EDITOR'S NOTE


Hitting the Books—and the Tube
by Tomm Carroll


Tomm Carroll

Is it September already? It seems that no matter what stage of life one is in, the ninth month of the year always represents two things: Back to School and the New Television Season.
In honor of those collective perceptions (more on the latter later), the theme of this issue concerns education in the post-production field. For our cover story, Guild member Norman Hollyn, head of the editing track at USC’s School of Cinema-Television, Fritz Gerald, post-production supervisor at NYU’s Tisch School of the Arts, and several other educators from the nation’s top film schools discuss with writer Debra Kaufman how their respective institutions cope with keeping their students up to date on the ever-improving technology in the post world.

Of course, film school is not the only place to learn digital and high definition editing. There are numerous classes, programs and seminars offered by various organizations and facilities, from Apple Stores to Video Symphony. Recurring Editors Guild Magazine freelancer Selise Eiseman, a film professor herself, compiles a list of these alternative educational solutions available in Southern California and beyond. In addition, Eiseman also interviews Diana Weynand, namesake of Weynand Training, who has been developing curricula for entertainment industry technologies for over 25 years.

And speaking of post-production instructors, for her day job, our own regular contributor Laura Almo teaches editing at El Camino College in Torrance, California. A product of Stanford University’s graduate program in documentary film production, Almo provides a first-person account of how her own education in the art and craft of editing film informs her teaching methods in today’s digital world.

Of course, much closer to home for Guild members are the educational opportunities presented at the Training Centers of our Hollywood and New York offices, both of which offer sessions and special classes throughout the year. Two seminars held in early June at the Guild’s Hollywood headquarters––one on Adobe’s Production Studio and the other on Virtual Katy’s workflow solution for sound editors––are covered by Kaufman and Michael Kunkes, respectively, in these pages.

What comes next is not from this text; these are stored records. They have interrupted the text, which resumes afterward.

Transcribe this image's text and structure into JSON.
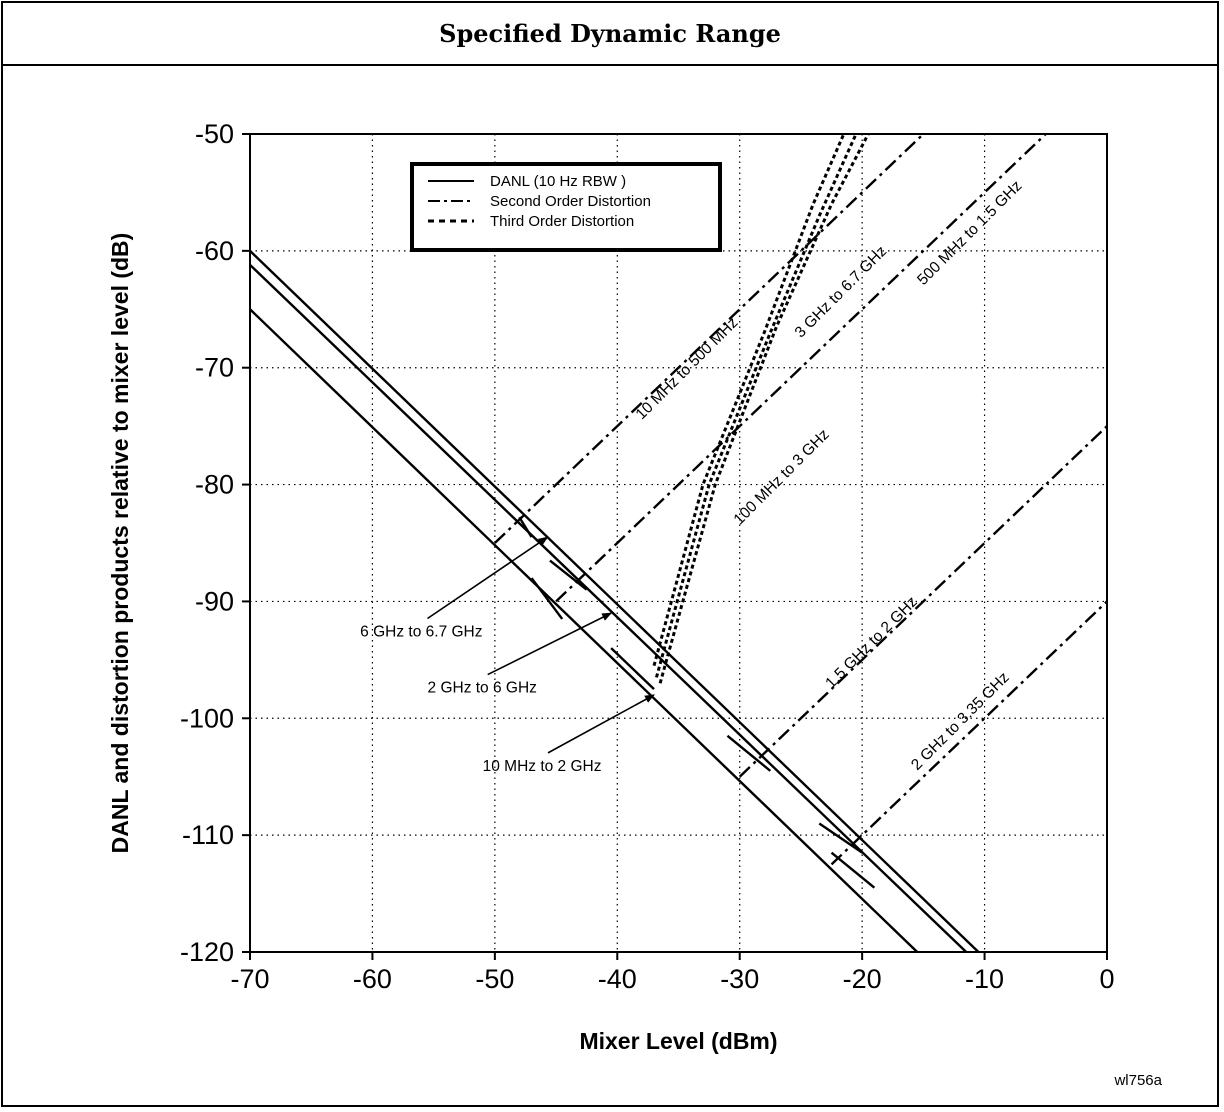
{
  "page": {
    "title": "Specified Dynamic Range",
    "figure_id": "wl756a"
  },
  "chart_data": {
    "type": "line",
    "xlabel": "Mixer Level (dBm)",
    "ylabel": "DANL and distortion products relative to mixer level (dB)",
    "xlim": [
      -70,
      0
    ],
    "ylim": [
      -120,
      -50
    ],
    "x_ticks": [
      "-70",
      "-60",
      "-50",
      "-40",
      "-30",
      "-20",
      "-10",
      "0"
    ],
    "y_ticks": [
      "-50",
      "-60",
      "-70",
      "-80",
      "-90",
      "-100",
      "-110",
      "-120"
    ],
    "grid": true,
    "legend_position": "top-left",
    "legend": [
      {
        "label": "DANL (10 Hz RBW )",
        "style": "solid"
      },
      {
        "label": "Second Order Distortion",
        "style": "dash-dot"
      },
      {
        "label": "Third Order Distortion",
        "style": "dotted"
      }
    ],
    "series": [
      {
        "kind": "danl",
        "label": "",
        "style": "solid",
        "points": [
          [
            -70,
            -60
          ],
          [
            -10.5,
            -120
          ]
        ]
      },
      {
        "kind": "danl",
        "label": "",
        "style": "solid",
        "points": [
          [
            -70,
            -61.2
          ],
          [
            -11.5,
            -120
          ]
        ]
      },
      {
        "kind": "danl",
        "label": "",
        "style": "solid",
        "points": [
          [
            -70,
            -65
          ],
          [
            -15.5,
            -120
          ]
        ]
      },
      {
        "kind": "second",
        "label": "10 MHz to 500 MHz",
        "style": "dash-dot",
        "points": [
          [
            -50,
            -85
          ],
          [
            -15,
            -50
          ]
        ]
      },
      {
        "kind": "second",
        "label": "500 MHz to 1.5 GHz",
        "style": "dash-dot",
        "points": [
          [
            -45,
            -90
          ],
          [
            -5,
            -50
          ]
        ]
      },
      {
        "kind": "second",
        "label": "1.5 GHz to 2 GHz",
        "style": "dash-dot",
        "points": [
          [
            -30,
            -105
          ],
          [
            0,
            -75
          ]
        ]
      },
      {
        "kind": "second",
        "label": "2 GHz to 3.35 GHz",
        "style": "dash-dot",
        "points": [
          [
            -22.5,
            -112.5
          ],
          [
            0,
            -90
          ]
        ]
      },
      {
        "kind": "third",
        "label": "3 GHz to 6.7 GHz",
        "style": "dotted",
        "points": [
          [
            -37,
            -95.5
          ],
          [
            -33,
            -80
          ],
          [
            -28,
            -67
          ],
          [
            -24,
            -56
          ],
          [
            -21.5,
            -50
          ]
        ]
      },
      {
        "kind": "third",
        "label": "100 MHz to 3 GHz",
        "style": "dotted",
        "points": [
          [
            -36.8,
            -96.5
          ],
          [
            -32.5,
            -80
          ],
          [
            -27.5,
            -67
          ],
          [
            -23.5,
            -57
          ],
          [
            -20.5,
            -50
          ]
        ]
      },
      {
        "kind": "third",
        "label": "",
        "style": "dotted",
        "points": [
          [
            -36.5,
            -97
          ],
          [
            -32,
            -80
          ],
          [
            -27,
            -66.5
          ],
          [
            -22.5,
            -56
          ],
          [
            -19.5,
            -50
          ]
        ]
      },
      {
        "kind": "marker",
        "label": "",
        "style": "solid",
        "points": [
          [
            -48,
            -82.8
          ],
          [
            -47,
            -84.5
          ]
        ]
      },
      {
        "kind": "marker",
        "label": "",
        "style": "solid",
        "points": [
          [
            -47,
            -88
          ],
          [
            -44.5,
            -91.5
          ]
        ]
      },
      {
        "kind": "marker",
        "label": "",
        "style": "solid",
        "points": [
          [
            -45.5,
            -86.5
          ],
          [
            -42.5,
            -89
          ]
        ]
      },
      {
        "kind": "marker",
        "label": "",
        "style": "solid",
        "points": [
          [
            -40.5,
            -94
          ],
          [
            -37,
            -97.5
          ]
        ]
      },
      {
        "kind": "marker",
        "label": "",
        "style": "solid",
        "points": [
          [
            -31,
            -101.5
          ],
          [
            -27.5,
            -104.5
          ]
        ]
      },
      {
        "kind": "marker",
        "label": "",
        "style": "solid",
        "points": [
          [
            -23.5,
            -109
          ],
          [
            -20,
            -111.5
          ]
        ]
      },
      {
        "kind": "marker",
        "label": "",
        "style": "solid",
        "points": [
          [
            -22.5,
            -111.5
          ],
          [
            -19,
            -114.5
          ]
        ]
      }
    ],
    "annotations": [
      {
        "text": "10 MHz to 500 MHz",
        "x": -38,
        "y": -74.5,
        "rotate": true,
        "anchor": "start"
      },
      {
        "text": "500 MHz to 1.5 GHz",
        "x": -15,
        "y": -63,
        "rotate": true,
        "anchor": "start"
      },
      {
        "text": "3 GHz to 6.7 GHz",
        "x": -25,
        "y": -67.5,
        "rotate": true,
        "anchor": "start"
      },
      {
        "text": "100 MHz to 3 GHz",
        "x": -30,
        "y": -83.5,
        "rotate": true,
        "anchor": "start"
      },
      {
        "text": "1.5 GHz to 2 GHz",
        "x": -22.5,
        "y": -97.5,
        "rotate": true,
        "anchor": "start"
      },
      {
        "text": "2 GHz to 3.35 GHz",
        "x": -15.5,
        "y": -104.5,
        "rotate": true,
        "anchor": "start"
      },
      {
        "text": "6 GHz to 6.7 GHz",
        "x": -61,
        "y": -93,
        "rotate": false,
        "anchor": "start",
        "arrow_to": [
          -45.7,
          -84.5
        ]
      },
      {
        "text": "2 GHz to 6 GHz",
        "x": -55.5,
        "y": -97.8,
        "rotate": false,
        "anchor": "start",
        "arrow_to": [
          -40.5,
          -91
        ]
      },
      {
        "text": "10 MHz to 2 GHz",
        "x": -51,
        "y": -104.5,
        "rotate": false,
        "anchor": "start",
        "arrow_to": [
          -37,
          -98
        ]
      }
    ]
  }
}
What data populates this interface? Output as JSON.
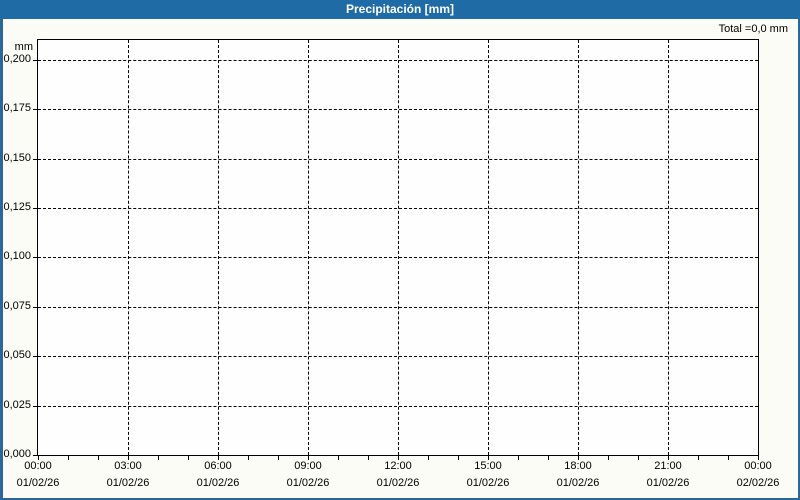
{
  "window": {
    "title": "Precipitación [mm]"
  },
  "chart_data": {
    "type": "bar",
    "title": "Precipitación [mm]",
    "unit": "mm",
    "total_label": "Total =0,0 mm",
    "grid": "dashed",
    "legend": "none",
    "xlim_hours": [
      0,
      24
    ],
    "ylim": [
      0,
      0.21
    ],
    "x_minor_step_hours": 1,
    "y_ticks": [
      {
        "value": 0.0,
        "label": "0,000"
      },
      {
        "value": 0.025,
        "label": "0,025"
      },
      {
        "value": 0.05,
        "label": "0,050"
      },
      {
        "value": 0.075,
        "label": "0,075"
      },
      {
        "value": 0.1,
        "label": "0,100"
      },
      {
        "value": 0.125,
        "label": "0,125"
      },
      {
        "value": 0.15,
        "label": "0,150"
      },
      {
        "value": 0.175,
        "label": "0,175"
      },
      {
        "value": 0.2,
        "label": "0,200"
      }
    ],
    "x_ticks": [
      {
        "hour": 0,
        "time": "00:00",
        "date": "01/02/26"
      },
      {
        "hour": 3,
        "time": "03:00",
        "date": "01/02/26"
      },
      {
        "hour": 6,
        "time": "06:00",
        "date": "01/02/26"
      },
      {
        "hour": 9,
        "time": "09:00",
        "date": "01/02/26"
      },
      {
        "hour": 12,
        "time": "12:00",
        "date": "01/02/26"
      },
      {
        "hour": 15,
        "time": "15:00",
        "date": "01/02/26"
      },
      {
        "hour": 18,
        "time": "18:00",
        "date": "01/02/26"
      },
      {
        "hour": 21,
        "time": "21:00",
        "date": "01/02/26"
      },
      {
        "hour": 24,
        "time": "00:00",
        "date": "02/02/26"
      }
    ],
    "series": [
      {
        "name": "Precipitación",
        "values": [],
        "total_mm": 0.0
      }
    ],
    "colors": {
      "titlebar_bg": "#1f6ba5",
      "titlebar_text": "#ffffff",
      "window_border": "#2a689c",
      "window_bg": "#fbfcf5",
      "plot_bg": "#fefefe",
      "grid": "#000000",
      "text": "#000000"
    }
  }
}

While television series are increasingly debuting or having their season premieres throughout the year, it is still usually fall (late September and October) when the bulk of the new and returning shows arrive on our TV screens. With the success of Fox’s award-winning continuous (and seemingly continual) dramatic action series 24 (see Editors Guild Magazine NOV-DEC 04), serialized dramas with one main story arc lasting throughout the season are becoming a growing trend. Kunkes takes a look at two of the more distinctive and entertaining series in this vein––NBC’s Kidnapped and Showtime’s Dexter––and talks to their editorial teams about the demands of cutting and shaping these stories.

Elsewhere in this magazine, as a pre-lude to the Audio Engineering Society’s (AES) 121st Convention scheduled for early October in San Francisco, Kunkes (again!) explores the sonic world of convolution reverb plug-ins utilized by sound editors and designers as well as re-recording mixers, and Guild member Michael Hertlein, MPSE, who previously reviewed both in- and over-the-ear headphones for this publication, now sets his ears on a selection of surround speakers to determine which produces the best overall sound.

Until next issue, have an educational and entertaining autumn.